AbstractToxoplasma gondii infects a broad range of warm-blooded hosts, including humans. Important clinical manifestations include encephalitis in immunocompromised patients as well as miscarriage and fetal damage during early pregnancy. Toxoplasma gondii dense granule antigen 2 and 5 (GRA2 and GRA5) are essential for parasitophorous vacuole development of the parasite. To evaluate the potential of GRA2 and GRA5 as recombinant DNA vaccine candidates, these antigens were cloned into eukaryotic expression vector (pcDNA 3.1C) and evaluated in vaccination experiments.
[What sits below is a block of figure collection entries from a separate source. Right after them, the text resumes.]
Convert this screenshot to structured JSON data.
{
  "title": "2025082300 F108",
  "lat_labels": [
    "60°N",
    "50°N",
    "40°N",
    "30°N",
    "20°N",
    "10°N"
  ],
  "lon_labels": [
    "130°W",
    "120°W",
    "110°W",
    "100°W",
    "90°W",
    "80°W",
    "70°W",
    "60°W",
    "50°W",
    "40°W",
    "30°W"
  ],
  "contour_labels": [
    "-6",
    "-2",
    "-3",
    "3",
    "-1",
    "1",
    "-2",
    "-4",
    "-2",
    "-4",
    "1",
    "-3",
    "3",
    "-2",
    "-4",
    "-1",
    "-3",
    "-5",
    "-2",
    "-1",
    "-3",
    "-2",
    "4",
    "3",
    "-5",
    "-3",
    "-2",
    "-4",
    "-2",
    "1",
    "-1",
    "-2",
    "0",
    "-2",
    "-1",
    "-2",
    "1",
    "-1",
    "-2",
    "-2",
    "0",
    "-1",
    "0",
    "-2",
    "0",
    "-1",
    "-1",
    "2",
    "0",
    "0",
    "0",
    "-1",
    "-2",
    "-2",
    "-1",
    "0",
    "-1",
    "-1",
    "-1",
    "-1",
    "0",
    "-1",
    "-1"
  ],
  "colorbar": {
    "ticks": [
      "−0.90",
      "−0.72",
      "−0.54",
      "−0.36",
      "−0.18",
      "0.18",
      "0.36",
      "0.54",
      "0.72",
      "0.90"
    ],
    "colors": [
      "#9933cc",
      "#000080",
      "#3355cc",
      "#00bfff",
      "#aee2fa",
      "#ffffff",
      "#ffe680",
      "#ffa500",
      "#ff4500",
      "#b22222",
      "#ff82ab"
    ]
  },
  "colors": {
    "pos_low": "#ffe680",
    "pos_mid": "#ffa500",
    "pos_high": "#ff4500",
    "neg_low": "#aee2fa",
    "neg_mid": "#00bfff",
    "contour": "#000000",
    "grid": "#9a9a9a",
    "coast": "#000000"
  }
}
Recombinant DNA vaccines constructed with genes encoding GRAs were validated in Chinese hamster ovary cells before evaluation using lethal challenge of the virulent T. gondii RH strain in BALB/c mice. The DNA vaccines of pcGRA2 and pcGRA5 elicited cellular-mediated immune response with significantly higher levels of interferon-gamma, interleukin-2 (IL-2), IL-4, and IL-10 (P < 0.05) compared with controls. A mixed T-helper cell 1 (Th1)/Th2 response was associated with slightly prolonged survival. These findings provide evidence that DNA vaccination with GRA2 and GRA5 is associated with Th1-like cell-mediated immune responses. It will be worthwhile to construct recombinant multiantigen combining full-length GRA2 or/and GRA5 with various antigenic proteins such as the surface antigens and rhoptry antigens to improve vaccination efficacy.